Alors que beaucoup spéculent au sujet de la future politique d’Obama pour le Moyen-Orient, la réaction générale arabe est « wait-and-see », attendre et voir. Le nouveau président va probablement faire face à une avalanche de problèmes, l’économie et l’Irak pour commencer, suffisamment pour le tenir occupé pour un mandat entier. Mais il n’y a aucun signe que le « changement, » qu’Obama aime tellement invoquer, s’applique au conflit israélo-palestinien. Les nominations qu’il a faites jusqu’à présent ne sont pas bien encourageantes.

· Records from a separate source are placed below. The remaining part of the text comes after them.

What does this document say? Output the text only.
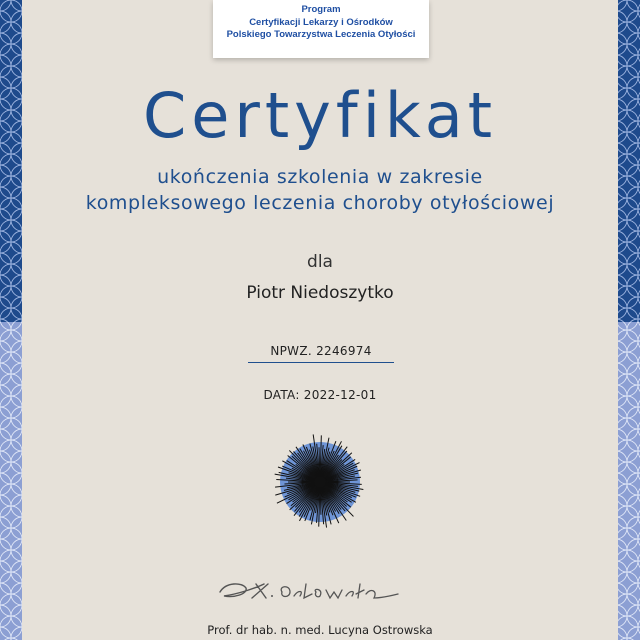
Program
Certyfikacji Lekarzy i Ośrodków
Polskiego Towarzystwa Leczenia Otyłości
Certyfikat
ukończenia szkolenia w zakresie
kompleksowego leczenia choroby otyłościowej
dla
Piotr Niedoszytko
NPWZ. 2246974
DATA: 2022-12-01
Prof. dr hab. n. med. Lucyna Ostrowska
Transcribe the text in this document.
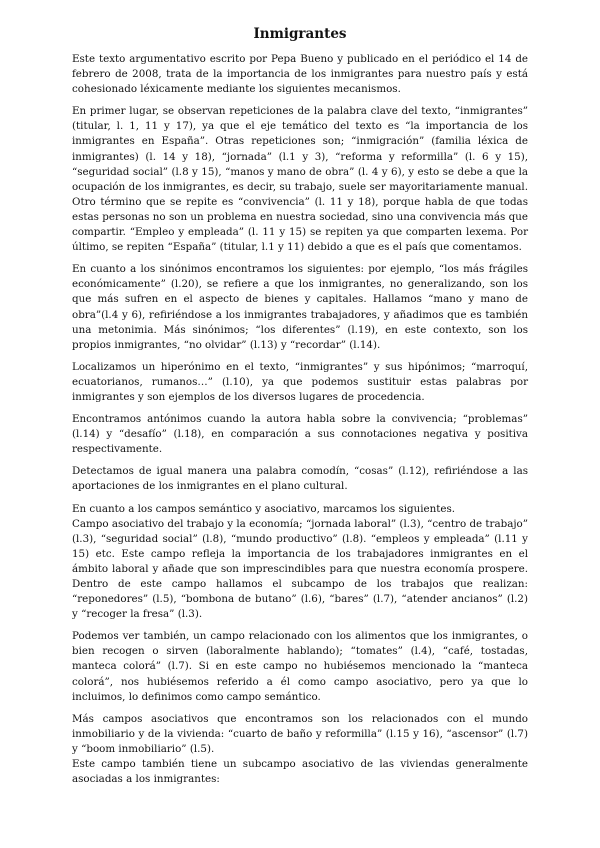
Inmigrantes

Este texto argumentativo escrito por Pepa Bueno y publicado en el periódico el 14 de febrero de 2008, trata de la importancia de los inmigrantes para nuestro país y está cohesionado léxicamente mediante los siguientes mecanismos.

En primer lugar, se observan repeticiones de la palabra clave del texto, “inmigrantes” (titular, l. 1, 11 y 17), ya que el eje temático del texto es “la importancia de los inmigrantes en España”. Otras repeticiones son; “inmigración” (familia léxica de inmigrantes) (l. 14 y 18), “jornada” (l.1 y 3), “reforma y reformilla” (l. 6 y 15), “seguridad social” (l.8 y 15), “manos y mano de obra” (l. 4 y 6), y esto se debe a que la ocupación de los inmigrantes, es decir, su trabajo, suele ser mayoritariamente manual. Otro término que se repite es “convivencia” (l. 11 y 18), porque habla de que todas estas personas no son un problema en nuestra sociedad, sino una convivencia más que compartir. “Empleo y empleada” (l. 11 y 15) se repiten ya que comparten lexema. Por último, se repiten “España” (titular, l.1 y 11) debido a que es el país que comentamos.

En cuanto a los sinónimos encontramos los siguientes: por ejemplo, “los más frágiles económicamente” (l.20), se refiere a que los inmigrantes, no generalizando, son los que más sufren en el aspecto de bienes y capitales. Hallamos “mano y mano de obra”(l.4 y 6), refiriéndose a los inmigrantes trabajadores, y añadimos que es también una metonimia. Más sinónimos; “los diferentes” (l.19), en este contexto, son los propios inmigrantes, “no olvidar” (l.13) y “recordar” (l.14).

Localizamos un hiperónimo en el texto, “inmigrantes” y sus hipónimos; “marroquí, ecuatorianos, rumanos…” (l.10), ya que podemos sustituir estas palabras por inmigrantes y son ejemplos de los diversos lugares de procedencia.

Encontramos antónimos cuando la autora habla sobre la convivencia; “problemas” (l.14) y “desafío” (l.18), en comparación a sus connotaciones negativa y positiva respectivamente.

Detectamos de igual manera una palabra comodín, “cosas” (l.12), refiriéndose a las aportaciones de los inmigrantes en el plano cultural.

En cuanto a los campos semántico y asociativo, marcamos los siguientes.

Campo asociativo del trabajo y la economía; “jornada laboral” (l.3), “centro de trabajo” (l.3), “seguridad social” (l.8), “mundo productivo” (l.8). “empleos y empleada” (l.11 y 15) etc. Este campo refleja la importancia de los trabajadores inmigrantes en el ámbito laboral y añade que son imprescindibles para que nuestra economía prospere. Dentro de este campo hallamos el subcampo de los trabajos que realizan: “reponedores” (l.5), “bombona de butano” (l.6), “bares” (l.7), “atender ancianos” (l.2) y “recoger la fresa” (l.3).

Podemos ver también, un campo relacionado con los alimentos que los inmigrantes, o bien recogen o sirven (laboralmente hablando); “tomates” (l.4), “café, tostadas, manteca colorá” (l.7). Si en este campo no hubiésemos mencionado la “manteca colorá”, nos hubiésemos referido a él como campo asociativo, pero ya que lo incluimos, lo definimos como campo semántico.

Más campos asociativos que encontramos son los relacionados con el mundo inmobiliario y de la vivienda: “cuarto de baño y reformilla” (l.15 y 16), “ascensor” (l.7) y “boom inmobiliario” (l.5).

Este campo también tiene un subcampo asociativo de las viviendas generalmente asociadas a los inmigrantes:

Les Israéliens, Tzipi Livni, comme de nombreux autres, veulent que les Américains se maintiennent en dehors de celui-ci. Ils veulent garder les Palestiniens divisés, tendant la carotte de négociations éventuelles, tout en élargissant les colonies de peuplement et modifiant sans cesse le statu quo. Pendant ce temps, les Palestiniens paraissent vraiment malchanceux.

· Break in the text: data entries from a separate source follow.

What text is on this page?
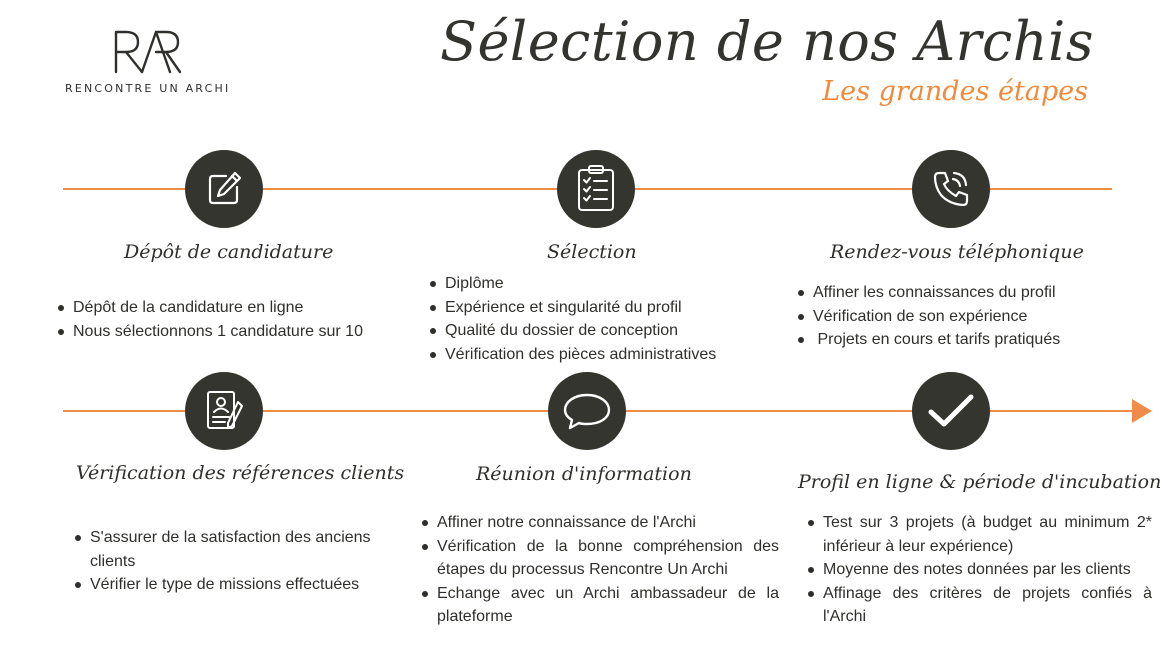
RENCONTRE UN ARCHI
Sélection de nos Archis
Les grandes étapes
Dépôt de candidature	Sélection	Rendez-vous téléphonique
Vérification des références clients	Réunion d'information	Profil en ligne & période d'incubation
Dépôt de la candidature en ligne
Nous sélectionnons 1 candidature sur 10
Diplôme
Expérience et singularité du profil
Qualité du dossier de conception
Vérification des pièces administratives
Affiner les connaissances du profil
Vérification de son expérience
Projets en cours et tarifs pratiqués
S'assurer de la satisfaction des anciens clients
Vérifier le type de missions effectuées
Affiner notre connaissance de l'Archi
Vérification de la bonne compréhension des étapes du processus Rencontre Un Archi
Echange avec un Archi ambassadeur de la plateforme
Test sur 3 projets (à budget au minimum 2* inférieur à leur expérience)
Moyenne des notes données par les clients
Affinage des critères de projets confiés à l'Archi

Continuant des négociations qui n’ont aucune chance de succès, l’Autorité Palestinienne s’accroche à Annapolis comme un homme qui se noie s’accroche à une paille. Que font les participants d’Annapolis au sujet des colonies de peuplement israéliennes qui ont augmenté exponentiellement au cours des négociations d’Annapolis ? Rien. Que font-ils au sujet des barrages routiers israéliens dont le nombre a augmenté de 521 à 699 pendant la même période ? Rien. Que font-ils au sujet du système d’apartheid que les gouvernements israéliens successifs, à l’évidence, renforcent ? Rien.

A Washington, pendant ce temps, il y a trois positions concernant le Moyen-Orient.

Selon la première, Israël doit avoir les mains libres et les États-Unis doivent se tenir à l’écart. Au plus, les États-Unis pourraient envoyer des émissaires de l’escamotage type, des gens qui peuvent faire tourner le ballon, discuter de choses mineures, alors que le temps est gaspillé. En bref, des gens qui détournent notre attention tandis qu’Israël construit de nouvelles colonies de peuplement, modifie la démographie de Jérusalem et, plus généralement, crée de nouveaux faits accomplis sur le terrain. Ceux qui préconisent ce point de vue souhaitent conserver les Palestiniens divisés, tout en encourageant l’Autorité Palestinienne à agir en tant que chien de garde pour Israël.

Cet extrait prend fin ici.